Ahunna Eziakonwa has a ready-made answer when asked about digital innovation’s potential to solve real-world problems across Africa. The U.N. assistant secretary-general and director of the U.N. Development Program points to M-Pesa, a Kenya-based mobile currency company that predates Venmo and allows people to store, receive and send money from their smartphone without having a bank account.
While Africa’s vastness and diversity allow for entrepreneurship to flourish across communities, it also presents challenges to creating universal solutions for issues such as poverty and food security, because each country has its own capacity for innovation. For instance, while Bloomberg reports that Ethiopia, Uganda, Ivory Coast, Egypt, Ghana, Rwanda and Kenya ranked in the top 10 fastest growing economies worldwide in 2020, the continent still holds some of the poorest nations in the world.
“I think one of the flaws in development practice in the past has been taking Africa almost as a country and [applying] the blueprint development template,” Eziakonwa says. “It’s very diverse – it’s 54 different countries at different stages of their development and with different contexts and dynamics. And it’s important, therefore, that any investment first tries to understand this diversity and the specific context of each country, but also the capacities and capabilities in each place, and then target your interventions based on that reality on the ground.”
However, while Africa’s potential for entrepreneurship bodes well for its economic growth, challenges in cultivating innovation still persist.

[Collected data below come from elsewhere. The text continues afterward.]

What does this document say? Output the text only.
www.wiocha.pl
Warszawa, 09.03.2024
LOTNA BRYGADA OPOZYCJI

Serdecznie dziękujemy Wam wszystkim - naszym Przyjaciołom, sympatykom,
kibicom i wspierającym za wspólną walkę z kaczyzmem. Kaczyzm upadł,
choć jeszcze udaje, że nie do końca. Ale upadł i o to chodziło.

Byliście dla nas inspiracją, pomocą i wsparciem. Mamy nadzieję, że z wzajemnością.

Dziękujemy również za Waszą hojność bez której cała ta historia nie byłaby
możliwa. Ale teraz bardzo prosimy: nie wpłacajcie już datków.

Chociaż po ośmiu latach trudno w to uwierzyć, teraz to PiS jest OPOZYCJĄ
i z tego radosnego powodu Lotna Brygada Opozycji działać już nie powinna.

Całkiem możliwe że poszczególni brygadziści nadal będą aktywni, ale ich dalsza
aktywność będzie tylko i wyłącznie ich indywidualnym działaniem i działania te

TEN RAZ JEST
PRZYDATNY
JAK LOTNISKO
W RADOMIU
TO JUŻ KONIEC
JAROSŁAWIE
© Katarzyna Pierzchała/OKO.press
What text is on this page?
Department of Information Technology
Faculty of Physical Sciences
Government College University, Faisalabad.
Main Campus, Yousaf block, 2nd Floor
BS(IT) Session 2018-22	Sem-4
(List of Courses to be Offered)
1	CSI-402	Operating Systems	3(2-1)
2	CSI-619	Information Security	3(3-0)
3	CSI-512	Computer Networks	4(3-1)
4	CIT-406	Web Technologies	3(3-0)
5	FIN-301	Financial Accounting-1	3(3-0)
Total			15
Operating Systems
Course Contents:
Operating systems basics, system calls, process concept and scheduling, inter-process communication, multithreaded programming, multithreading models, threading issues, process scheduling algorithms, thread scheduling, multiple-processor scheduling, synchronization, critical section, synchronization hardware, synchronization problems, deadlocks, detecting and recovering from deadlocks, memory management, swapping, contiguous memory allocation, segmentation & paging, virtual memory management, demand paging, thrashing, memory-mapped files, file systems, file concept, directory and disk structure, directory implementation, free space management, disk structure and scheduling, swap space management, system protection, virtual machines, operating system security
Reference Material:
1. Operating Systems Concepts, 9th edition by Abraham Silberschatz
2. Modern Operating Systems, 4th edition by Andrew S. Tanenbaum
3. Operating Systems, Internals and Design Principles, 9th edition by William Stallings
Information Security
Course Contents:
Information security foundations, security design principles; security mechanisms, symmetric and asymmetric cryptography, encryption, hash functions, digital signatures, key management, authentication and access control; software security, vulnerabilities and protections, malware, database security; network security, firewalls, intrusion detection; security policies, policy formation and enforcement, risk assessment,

Although Africa’s large youth population makes the continent a rich place for innovation, young people also make up 60% of Africa’s unemployed population, according to the World Bank. The young people that are employed are typically part of Africa’s “informal economy,” meaning that they earn money through jobs that do not fall under the regulated economy and tax system. A 2018 report from the International Labour Organization indicates that 94.9% of Africans between the ages of 15 and 24 work in the informal economy, peaking at 97.9% in West Africa.
Eziakonwa says there should be a greater effort to integrate those in the informal economy into the mainstream economy in order to better protect entrepreneurs and stimulate the economy.
“A lot of businesses are in that informal sector and they need to bring them into the main economy – it is something that we are learning that is key to the survival of those businesses,” she says, adding that security can be difficult to obtain for those businesses when cross-border activity is factored in.
“And there’s a lot of cross border work entrepreneurship going on,” adds Eziakonwa. “It is a hotbed for entrepreneurship, the borders, yet there is very little formal protection for those entrepreneurial activities. If you created a more enabling environment for these entrepreneurs, then I think the sky’s the limit in terms of contribution to the national economy.”